Concerns about Chinese views on U.S.-Taiwan relations under the Trump administration generate conflicting perceptions. Who thinks what?
Incoming U.S. president-elect Donald Trump in recent weeks has signaled revisions in U.S.-Taiwan relations, both in “the call” with Taiwanese President Tsai Ing-wen in December and later with his raising the possibility of reconsidering the “One China” policy. Despite a flurry of debate regarding how these actions will potentially change Sino-American relations, or at the very least how China may respond, missing from much of this discussion is consideration of Taiwanese public opinion. According to one survey, a majority of Taiwanese approved of Trump’s call to Tsai Ing-wen. Yet surveys so far have not directly assessed to what extent Taiwanese favor increased relations with the U.S., especially if such relations heighten tensions with China.

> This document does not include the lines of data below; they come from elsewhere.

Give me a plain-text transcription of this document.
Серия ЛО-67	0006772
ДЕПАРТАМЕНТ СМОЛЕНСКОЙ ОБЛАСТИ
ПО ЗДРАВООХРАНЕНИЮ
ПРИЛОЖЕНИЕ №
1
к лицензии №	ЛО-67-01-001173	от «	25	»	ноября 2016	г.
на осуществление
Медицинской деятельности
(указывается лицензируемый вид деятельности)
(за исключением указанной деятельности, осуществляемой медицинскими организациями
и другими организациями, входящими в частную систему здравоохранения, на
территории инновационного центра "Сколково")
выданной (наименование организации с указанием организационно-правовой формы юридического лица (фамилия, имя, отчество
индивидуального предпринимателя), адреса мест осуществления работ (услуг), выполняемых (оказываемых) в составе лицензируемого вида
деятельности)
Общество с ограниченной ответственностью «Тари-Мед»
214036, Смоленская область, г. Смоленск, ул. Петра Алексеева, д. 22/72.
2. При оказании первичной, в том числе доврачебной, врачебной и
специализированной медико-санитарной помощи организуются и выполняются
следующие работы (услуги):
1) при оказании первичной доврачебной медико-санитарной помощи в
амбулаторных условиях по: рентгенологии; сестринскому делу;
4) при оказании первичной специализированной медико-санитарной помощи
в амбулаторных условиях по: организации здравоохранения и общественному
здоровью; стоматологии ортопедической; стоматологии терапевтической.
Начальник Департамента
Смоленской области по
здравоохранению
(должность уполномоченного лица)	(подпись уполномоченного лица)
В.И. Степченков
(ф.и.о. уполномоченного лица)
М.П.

We wanted to test to what extent Taiwanese public opinion on U.S.-Taiwan relations under Trump was conditional on the expectations of China’s response. Through a web survey conducted via PollcracyLab on December 9-15, 2016, we randomly assigned 601 people to receive one of the following statements to evaluate on a five-point scale (1= strongly oppose, 5 = strongly agree).
Version 1: The Trump administration should increase its cooperation with Taiwan.

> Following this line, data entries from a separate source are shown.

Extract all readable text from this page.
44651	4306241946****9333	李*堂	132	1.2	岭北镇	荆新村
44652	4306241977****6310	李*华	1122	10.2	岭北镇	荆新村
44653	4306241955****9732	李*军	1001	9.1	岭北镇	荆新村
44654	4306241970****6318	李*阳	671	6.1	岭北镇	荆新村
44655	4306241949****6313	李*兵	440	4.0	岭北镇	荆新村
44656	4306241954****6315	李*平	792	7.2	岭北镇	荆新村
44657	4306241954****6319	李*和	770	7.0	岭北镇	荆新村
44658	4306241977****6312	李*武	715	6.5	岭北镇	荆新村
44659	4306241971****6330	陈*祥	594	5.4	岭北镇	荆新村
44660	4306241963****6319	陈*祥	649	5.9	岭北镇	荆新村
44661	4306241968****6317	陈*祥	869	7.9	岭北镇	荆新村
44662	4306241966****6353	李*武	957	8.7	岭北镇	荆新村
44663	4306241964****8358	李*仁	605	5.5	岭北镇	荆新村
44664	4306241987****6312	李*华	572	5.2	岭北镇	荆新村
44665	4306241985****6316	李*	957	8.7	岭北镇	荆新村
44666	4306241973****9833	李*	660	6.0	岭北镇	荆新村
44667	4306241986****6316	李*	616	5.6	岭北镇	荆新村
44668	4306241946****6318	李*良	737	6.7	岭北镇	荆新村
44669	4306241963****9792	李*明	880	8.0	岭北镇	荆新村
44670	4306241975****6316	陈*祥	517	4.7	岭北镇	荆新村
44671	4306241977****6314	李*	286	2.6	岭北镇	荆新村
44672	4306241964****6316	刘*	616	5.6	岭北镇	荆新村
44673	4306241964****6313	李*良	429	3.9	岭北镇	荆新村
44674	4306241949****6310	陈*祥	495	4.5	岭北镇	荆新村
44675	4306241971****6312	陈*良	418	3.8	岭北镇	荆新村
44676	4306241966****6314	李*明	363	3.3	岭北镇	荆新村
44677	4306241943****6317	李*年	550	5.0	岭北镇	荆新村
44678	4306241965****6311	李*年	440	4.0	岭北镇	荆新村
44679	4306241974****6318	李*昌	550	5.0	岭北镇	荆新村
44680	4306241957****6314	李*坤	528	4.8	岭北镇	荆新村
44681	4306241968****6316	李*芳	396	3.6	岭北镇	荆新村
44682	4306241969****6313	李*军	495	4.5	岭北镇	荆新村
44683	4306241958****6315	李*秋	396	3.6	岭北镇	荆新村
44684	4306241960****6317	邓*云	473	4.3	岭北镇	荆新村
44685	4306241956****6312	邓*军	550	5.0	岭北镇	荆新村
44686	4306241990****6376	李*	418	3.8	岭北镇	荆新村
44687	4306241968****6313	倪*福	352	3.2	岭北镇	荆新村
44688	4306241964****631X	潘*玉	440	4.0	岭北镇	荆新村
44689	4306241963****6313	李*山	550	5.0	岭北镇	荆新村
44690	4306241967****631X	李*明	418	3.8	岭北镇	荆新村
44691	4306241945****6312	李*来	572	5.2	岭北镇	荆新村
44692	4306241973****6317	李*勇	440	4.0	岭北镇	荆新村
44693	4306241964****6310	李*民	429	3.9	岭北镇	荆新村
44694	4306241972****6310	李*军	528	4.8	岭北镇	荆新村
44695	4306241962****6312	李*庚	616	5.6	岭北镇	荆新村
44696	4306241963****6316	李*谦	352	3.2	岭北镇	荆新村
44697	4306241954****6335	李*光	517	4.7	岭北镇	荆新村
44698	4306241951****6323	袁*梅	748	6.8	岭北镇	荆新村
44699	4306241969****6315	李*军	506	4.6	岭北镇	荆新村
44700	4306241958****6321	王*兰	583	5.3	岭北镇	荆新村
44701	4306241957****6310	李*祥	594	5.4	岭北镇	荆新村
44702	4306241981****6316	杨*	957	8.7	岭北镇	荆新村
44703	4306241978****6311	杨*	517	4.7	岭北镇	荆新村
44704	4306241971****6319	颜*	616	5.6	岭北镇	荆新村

Version 2: Even if this provokes China, the Trump administration should increase its cooperation with Taiwan.
The survey found very little difference between average rates across the two versions (3.96 for Version 1, 3.92 for Version 2). However, we found weakly statistically significant differences when subgroups were analyzed. Those who voted for the Kuomintang’s (KMT) Eric Chu in the January 2016 presidential election were less likely to agree with the increasing cooperation when receiving the second version (3.73 vs. 3.44). In contrast, those who voted for Tsai Ing-wen were more likely to support increased relations in the second version (4.17 vs. 4.33 respectively). The same pattern was observed when comparing supporters of pan-blue coalition parties (KMT, People First Party, New Party) against pan green supporters (Democratic Progressive Party, Taiwan Solidarity Union, New Power Party).
What does this mean? The KMT and its pan blue partners have long pushed for improved relations with China and the Ma Ying-jeou administration (2008-2016) focused on cross-strait stability. Thus lower support among blue supporters in Version 2 is consistent with expectations. That Tsai voters and pan-green identifiers in general would be less concerned with China’s response similarly falls within conventional expectations.
Experimental surveys are snapshots and perceptions were likely influenced temporarily by the Trump’s unexpected statements. Typical caveats aside, the results suggest that concerns about Chinese views on U.S.-Taiwan relations under the Trump administration generate conflicting perceptions based on electoral politics, distinctions that both Taiwanese and Chinese officials may wish to encourage for their own purposes.